J’augmente le volume des enceintes sonores. Un courant sinue dans l'intrégralité de mon corps. Nous sommes vendredi après-midi, je profite du télétravail pour écouter en boucle cette magnifique chanson écrite et interprétée par David Hallyday. Je ne m’en lasserai jamais. Barbées par mon ordinateur professionnel, mes pensées se perdent dans le passé, les souvenirs, dans la joie et la douleur.
Le refrain résonne. Mon cœur vibre. Il se serre et chancelle tandis que l’émotion déborde au coin de mes yeux. Ces mêmes larmes vous diraient que papa est parti trop tôt. Je ne peux le nier. J’aurai troqué beaucoup de choses futiles de mon quotidien pour lui offrir quelques années, mais il s’en est allé sans regret et heureux. C’est tout ce qui compte. On entend parfois certains ingrats suggérer qu’il ne fait pas bon prendre de l'âge. Je ne suis pas d’accord. C’est une bénédiction, une faveur de la vie, car nombre de personnes n’auront pas cette chance-là. Celle des doigts cagneux, des pieds vrillés, des maux grinçants et de la grâce arthrosique. Celle de profiter des siens, de ses amis, de ses enfants devenus grands, de ses petits-enfants convertis en pirates, princesses ou tout autre personnage sorti tout droit de leur imagination sans bornes. Celle de poursuivre son existence tout simplement. En ce sens, je me sens reconnaissant, car à l'inverse de pauvres gens, le sort a laissé à mon père ce luxe-là de pouvoir vieillir en bonne santé, tout du moins avant que le spectre de la maladie ne le hante et l'emporte à jamais. Nous avons ainsi pu partager de belles choses. J’ai grandi, me suis construit à ses côtés. Je l’ai vu, certes, diminuer, régresser et perdre en capacité, mais surtout j’ai eu la chance de lui avouer l’importance qu’il occupait dans ma vie. Maintenant qu'il prospère tout là-haut, je réalise que, peut-être, ce n’était pas assez. La pudeur, la paresse, la procrastination, la retenue, l’orgueil - que sais-je ? - autant d’arguments illégitimes pour enterrer l’expression de nos sentiments enfouis sous une chape d’idiotie. On ne mesure réellement la valeur des choses que lorsqu’on les perd à jamais. C’est le propre de l’homme. L’évidence danse sous nos yeux indifférents à la richesse de nos acquis. On préfère trop souvent s'apitoyer sur nos déboires dérisoires. Je ne suis pas meilleur qu’un autre, mais je reste lucide et redevable de cette fortune qu’on nous a octroyée.

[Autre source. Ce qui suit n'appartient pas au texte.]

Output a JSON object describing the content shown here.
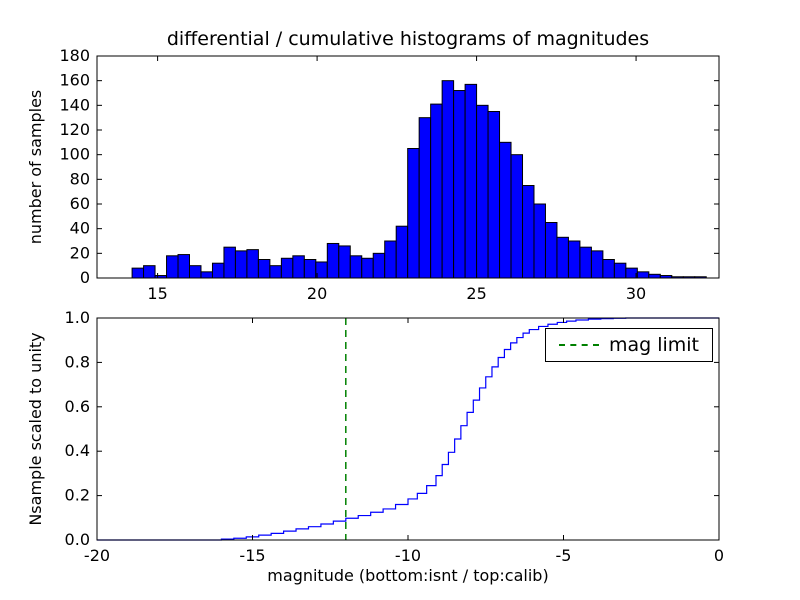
{
  "figure": {
    "title": "differential / cumulative histograms of magnitudes",
    "xlabel": "magnitude (bottom:isnt / top:calib)",
    "background": "#ffffff",
    "frame_color": "#000000",
    "text_color": "#000000"
  },
  "chart_data": [
    {
      "type": "bar",
      "subplot": "top",
      "title": "differential / cumulative histograms of magnitudes",
      "ylabel": "number of samples",
      "xlim": [
        13.1,
        32.6
      ],
      "ylim": [
        0,
        180
      ],
      "xticks": [
        15,
        20,
        25,
        30
      ],
      "xtick_labels": [
        "15",
        "20",
        "25",
        "30"
      ],
      "yticks": [
        0,
        20,
        40,
        60,
        80,
        100,
        120,
        140,
        160,
        180
      ],
      "ytick_labels": [
        "0",
        "20",
        "40",
        "60",
        "80",
        "100",
        "120",
        "140",
        "160",
        "180"
      ],
      "grid": false,
      "bar_color": "#0000ff",
      "bar_edge_color": "#000000",
      "bin_start": 14.2,
      "bin_width": 0.36,
      "counts": [
        8,
        10,
        2,
        18,
        19,
        10,
        5,
        12,
        25,
        22,
        23,
        15,
        10,
        16,
        18,
        15,
        13,
        28,
        26,
        18,
        16,
        20,
        30,
        42,
        105,
        130,
        141,
        160,
        152,
        157,
        140,
        135,
        110,
        100,
        75,
        60,
        45,
        33,
        30,
        25,
        22,
        15,
        12,
        8,
        5,
        3,
        2,
        1,
        1,
        1
      ]
    },
    {
      "type": "line",
      "subplot": "bottom",
      "ylabel": "Nsample scaled to unity",
      "xlabel": "magnitude (bottom:isnt / top:calib)",
      "xlim": [
        -20,
        0
      ],
      "ylim": [
        0.0,
        1.0
      ],
      "xticks": [
        -20,
        -15,
        -10,
        -5,
        0
      ],
      "xtick_labels": [
        "-20",
        "-15",
        "-10",
        "-5",
        "0"
      ],
      "yticks": [
        0.0,
        0.2,
        0.4,
        0.6,
        0.8,
        1.0
      ],
      "ytick_labels": [
        "0.0",
        "0.2",
        "0.4",
        "0.6",
        "0.8",
        "1.0"
      ],
      "grid": false,
      "line_color": "#0000ff",
      "line_style": "step",
      "x": [
        -20,
        -16.0,
        -15.6,
        -15.2,
        -14.8,
        -14.4,
        -14.0,
        -13.6,
        -13.2,
        -12.8,
        -12.4,
        -12.0,
        -11.6,
        -11.2,
        -10.8,
        -10.4,
        -10.0,
        -9.7,
        -9.4,
        -9.1,
        -8.9,
        -8.7,
        -8.5,
        -8.3,
        -8.1,
        -7.9,
        -7.7,
        -7.5,
        -7.3,
        -7.1,
        -6.9,
        -6.7,
        -6.5,
        -6.3,
        -6.1,
        -5.8,
        -5.5,
        -5.2,
        -4.9,
        -4.6,
        -4.2,
        -3.8,
        -3.4,
        -3.0,
        0
      ],
      "y": [
        0,
        0.004,
        0.008,
        0.014,
        0.022,
        0.03,
        0.04,
        0.05,
        0.06,
        0.072,
        0.085,
        0.098,
        0.11,
        0.125,
        0.14,
        0.16,
        0.185,
        0.21,
        0.245,
        0.29,
        0.34,
        0.395,
        0.455,
        0.515,
        0.575,
        0.63,
        0.685,
        0.735,
        0.78,
        0.822,
        0.858,
        0.888,
        0.912,
        0.932,
        0.948,
        0.962,
        0.972,
        0.98,
        0.986,
        0.991,
        0.995,
        0.997,
        0.999,
        1.0,
        1.0
      ],
      "vline": {
        "x": -12,
        "color": "#008000",
        "style": "dashed",
        "label": "mag limit"
      },
      "legend": {
        "labels": [
          "mag limit"
        ],
        "position": "upper right"
      }
    }
  ]
}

Le fait que papa ait contribué à l’éclosion Elïo pour ces premières années me réconforte d’autant plus. Ils ont vécu des expériences, ont ri, se sont chamaillés, se sont aimés. Ils étaient inséparables.

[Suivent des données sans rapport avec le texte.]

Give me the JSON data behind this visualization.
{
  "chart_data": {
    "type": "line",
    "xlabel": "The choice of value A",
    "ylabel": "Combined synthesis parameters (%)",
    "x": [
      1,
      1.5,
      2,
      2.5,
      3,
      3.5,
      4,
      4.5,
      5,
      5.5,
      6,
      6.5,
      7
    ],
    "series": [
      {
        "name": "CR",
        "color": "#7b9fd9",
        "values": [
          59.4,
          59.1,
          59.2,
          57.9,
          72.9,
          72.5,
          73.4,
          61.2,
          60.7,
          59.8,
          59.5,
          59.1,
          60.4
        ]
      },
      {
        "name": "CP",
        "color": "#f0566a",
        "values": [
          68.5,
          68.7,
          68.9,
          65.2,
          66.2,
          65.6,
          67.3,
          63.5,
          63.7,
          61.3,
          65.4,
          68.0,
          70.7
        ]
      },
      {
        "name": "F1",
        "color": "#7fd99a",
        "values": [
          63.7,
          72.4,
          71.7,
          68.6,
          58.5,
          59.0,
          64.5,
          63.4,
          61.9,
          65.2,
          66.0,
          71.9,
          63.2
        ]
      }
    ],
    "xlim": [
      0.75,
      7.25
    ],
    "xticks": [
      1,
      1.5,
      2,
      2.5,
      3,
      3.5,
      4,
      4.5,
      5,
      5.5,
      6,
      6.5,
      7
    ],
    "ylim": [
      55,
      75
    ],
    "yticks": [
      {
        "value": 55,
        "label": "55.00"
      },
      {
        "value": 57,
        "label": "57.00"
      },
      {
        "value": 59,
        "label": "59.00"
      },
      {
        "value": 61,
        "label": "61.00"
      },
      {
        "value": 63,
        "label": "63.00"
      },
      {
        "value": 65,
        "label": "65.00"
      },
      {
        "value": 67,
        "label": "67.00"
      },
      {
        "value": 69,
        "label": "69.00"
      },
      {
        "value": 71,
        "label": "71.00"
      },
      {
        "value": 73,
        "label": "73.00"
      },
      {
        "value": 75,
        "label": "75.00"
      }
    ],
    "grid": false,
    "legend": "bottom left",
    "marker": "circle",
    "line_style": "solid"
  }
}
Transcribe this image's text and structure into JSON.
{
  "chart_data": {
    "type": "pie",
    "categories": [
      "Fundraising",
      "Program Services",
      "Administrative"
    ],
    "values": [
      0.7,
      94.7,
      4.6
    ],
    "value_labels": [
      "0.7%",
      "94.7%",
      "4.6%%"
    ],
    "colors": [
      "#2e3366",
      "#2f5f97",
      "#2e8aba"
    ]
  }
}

Notre petit garçon a été très affecté par sa disparition. Il gardera le souvenir d’un papi aux blagues absurdes, d’un papi riche d’enseignement, de celui qui l’a initié au soin des végétaux.

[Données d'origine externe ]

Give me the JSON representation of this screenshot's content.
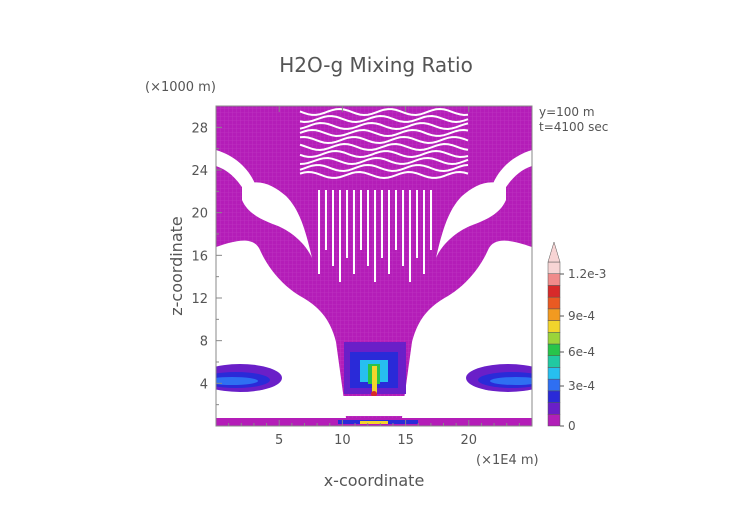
{
  "chart_data": {
    "type": "heatmap",
    "title": "H2O-g Mixing Ratio",
    "xlabel": "x-coordinate",
    "ylabel": "z-coordinate",
    "x_unit": "(×1E4 m)",
    "y_unit": "(×1000 m)",
    "info_lines": [
      "y=100 m",
      "t=4100 sec"
    ],
    "xlim": [
      0,
      25
    ],
    "ylim": [
      0,
      30
    ],
    "x_ticks": [
      5,
      10,
      15,
      20
    ],
    "y_ticks": [
      4,
      8,
      12,
      16,
      20,
      24,
      28
    ],
    "colorbar": {
      "labels": [
        "1.2e-3",
        "9e-4",
        "6e-4",
        "3e-4",
        "0"
      ],
      "levels": [
        0,
        0.0001,
        0.0002,
        0.0003,
        0.0004,
        0.0005,
        0.0006,
        0.0007,
        0.0008,
        0.0009,
        0.001,
        0.0011,
        0.0012,
        0.0013
      ],
      "colors": [
        "#b21fb8",
        "#6a1fc8",
        "#2a2ad8",
        "#2f6ff2",
        "#27bfef",
        "#21c9a2",
        "#27c44a",
        "#9ad43a",
        "#f2d52c",
        "#f29a20",
        "#ea5a22",
        "#d72a2a",
        "#f08b8b",
        "#f7d4d4"
      ]
    }
  }
}
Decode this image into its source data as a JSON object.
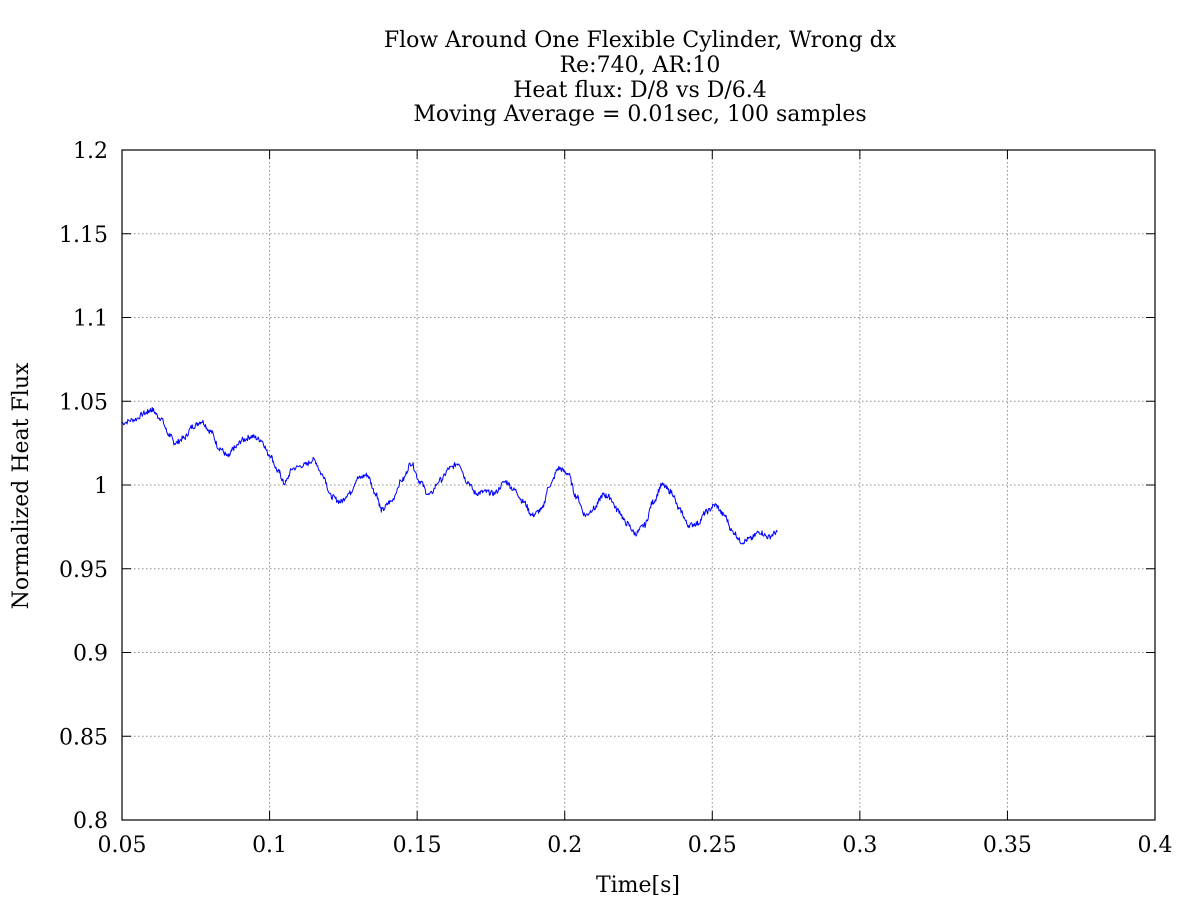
{
  "chart_data": {
    "type": "line",
    "title_lines": [
      "Flow Around One Flexible Cylinder, Wrong dx",
      "Re:740, AR:10",
      "Heat flux: D/8 vs D/6.4",
      "Moving Average = 0.01sec, 100 samples"
    ],
    "xlabel": "Time[s]",
    "ylabel": "Normalized Heat Flux",
    "xlim": [
      0.05,
      0.4
    ],
    "ylim": [
      0.8,
      1.2
    ],
    "x_ticks": [
      "0.05",
      "0.1",
      "0.15",
      "0.2",
      "0.25",
      "0.3",
      "0.35",
      "0.4"
    ],
    "y_ticks": [
      "0.8",
      "0.85",
      "0.9",
      "0.95",
      "1",
      "1.05",
      "1.1",
      "1.15",
      "1.2"
    ],
    "grid": true,
    "series": [
      {
        "color": "#0000ff",
        "x": [
          0.05,
          0.054,
          0.058,
          0.06,
          0.063,
          0.066,
          0.068,
          0.071,
          0.074,
          0.077,
          0.08,
          0.083,
          0.086,
          0.088,
          0.091,
          0.094,
          0.097,
          0.1,
          0.103,
          0.105,
          0.108,
          0.112,
          0.115,
          0.118,
          0.121,
          0.124,
          0.127,
          0.13,
          0.133,
          0.136,
          0.138,
          0.141,
          0.145,
          0.148,
          0.151,
          0.154,
          0.158,
          0.161,
          0.164,
          0.167,
          0.17,
          0.173,
          0.176,
          0.18,
          0.183,
          0.186,
          0.189,
          0.192,
          0.195,
          0.198,
          0.201,
          0.204,
          0.207,
          0.21,
          0.213,
          0.215,
          0.218,
          0.221,
          0.224,
          0.227,
          0.23,
          0.233,
          0.236,
          0.239,
          0.242,
          0.245,
          0.248,
          0.251,
          0.254,
          0.257,
          0.26,
          0.263,
          0.266,
          0.269,
          0.272
        ],
        "y": [
          1.037,
          1.039,
          1.043,
          1.045,
          1.04,
          1.03,
          1.025,
          1.028,
          1.035,
          1.038,
          1.032,
          1.022,
          1.017,
          1.022,
          1.027,
          1.029,
          1.027,
          1.018,
          1.008,
          1.001,
          1.01,
          1.012,
          1.015,
          1.006,
          0.993,
          0.99,
          0.995,
          1.004,
          1.006,
          0.995,
          0.985,
          0.99,
          1.003,
          1.013,
          1.002,
          0.994,
          1.003,
          1.01,
          1.013,
          1.002,
          0.995,
          0.996,
          0.995,
          1.002,
          0.997,
          0.99,
          0.982,
          0.985,
          1.0,
          1.01,
          1.007,
          0.993,
          0.982,
          0.986,
          0.994,
          0.993,
          0.985,
          0.977,
          0.971,
          0.976,
          0.99,
          1.0,
          0.996,
          0.985,
          0.976,
          0.977,
          0.984,
          0.988,
          0.982,
          0.972,
          0.966,
          0.968,
          0.972,
          0.969,
          0.972
        ]
      }
    ]
  }
}
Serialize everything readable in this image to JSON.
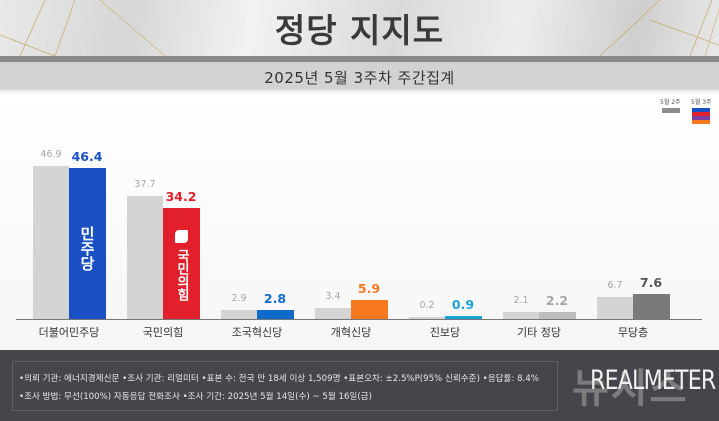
{
  "header": {
    "title": "정당 지지도",
    "subtitle": "2025년 5월 3주차 주간집계"
  },
  "legend": {
    "prev_label": "5월 2주",
    "cur_label": "5월 3주",
    "prev_color": "#8c8c8c",
    "cur_colors": [
      "#1b4fc4",
      "#e2202c",
      "#7b3fa1",
      "#f6781f"
    ]
  },
  "chart_data": {
    "type": "bar",
    "title": "정당 지지도",
    "subtitle": "2025년 5월 3주차 주간집계",
    "xlabel": "",
    "ylabel": "",
    "ylim": [
      0,
      50
    ],
    "grid": false,
    "legend_position": "top-right",
    "categories": [
      "더불어민주당",
      "국민의힘",
      "조국혁신당",
      "개혁신당",
      "진보당",
      "기타 정당",
      "무당층"
    ],
    "series": [
      {
        "name": "5월 2주",
        "values": [
          46.9,
          37.7,
          2.9,
          3.4,
          0.2,
          2.1,
          6.7
        ],
        "color": "#d4d4d4"
      },
      {
        "name": "5월 3주",
        "values": [
          46.4,
          34.2,
          2.8,
          5.9,
          0.9,
          2.2,
          7.6
        ],
        "colors": [
          "#1b4fc4",
          "#e2202c",
          "#0f6ac9",
          "#f6781f",
          "#1aa3d6",
          "#bdbdbd",
          "#7a7a7a"
        ]
      }
    ],
    "value_labels": {
      "prev": [
        "46.9",
        "37.7",
        "2.9",
        "3.4",
        "0.2",
        "2.1",
        "6.7"
      ],
      "cur": [
        "46.4",
        "34.2",
        "2.8",
        "5.9",
        "0.9",
        "2.2",
        "7.6"
      ]
    },
    "bar_logos": [
      "민주당",
      "국민의힘",
      "",
      "",
      "",
      "",
      ""
    ]
  },
  "footer": {
    "line1": "•의뢰 기관: 에너지경제신문  •조사 기관: 리얼미터 •표본 수: 전국 만 18세 이상 1,509명 •표본오차: ±2.5%P(95% 신뢰수준) •응답률: 8.4%",
    "line2": "•조사 방법: 무선(100%) 자동응답 전화조사 •조사 기간: 2025년 5월 14일(수) ~ 5월 16일(금)",
    "brand": "REALMETER",
    "watermark": "뉴시스"
  }
}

Perdre un grand-parent n’est jamais facile, mais c’est dans l’ordre des choses. À cet âge, on pleure toutes les larmes de son corps, et puis on se remet vite. La vie continue. Cela va faire deux mois maintenant que papa nous a quittés. Pourtant, malgré les capacités d'adaptation des enfants, j’ai le sentiment que quelque chose a changé chez notre fils. Il reste un petit bonhomme souriant, plein de gaieté et porté par sa curiosité. C’est un amour, mais il présente parfois de brefs moments d'absence, des épisodes d’introspection brusques et profonds. Il jette un regard froid droit devant lui, sans un mot, et puis il reprend ses activités comme si de rien n’était. J’ai le sentiment qu’il y a une corrélation entre ces événements-là et ses prémonitions. Il y a quelques mois maintenant, lors d’une promenade dans un champ de tournesol, il a senti l'âme de Christian s'éteindre. Ou pressenti, je ne sais pas vraiment comment le formuler. Plusieurs récurrences avaient déjà eu lieu par le passé, mais, avec Julie, nous ne les avons considérées que tout récemment. Peut-être a-t-il un don ? Se pourrait-il qu’il voie l’avenir ? J’imagine tous les avantages que cela nous procurerait. Nous pourrions devenir célèbres ? Riche ? Anticiper les catastrophes ? Devenir des supers héros ? Diriger le monde ? Je soupire et ris en même temps devant mon ordinateur. Ma fantaisie débordante est revenue, signe de mon deuil allégé. Le souvenir de papa entraîne malgré tout un pincement douloureux dans ma poitrine, mais je me sens apaisé.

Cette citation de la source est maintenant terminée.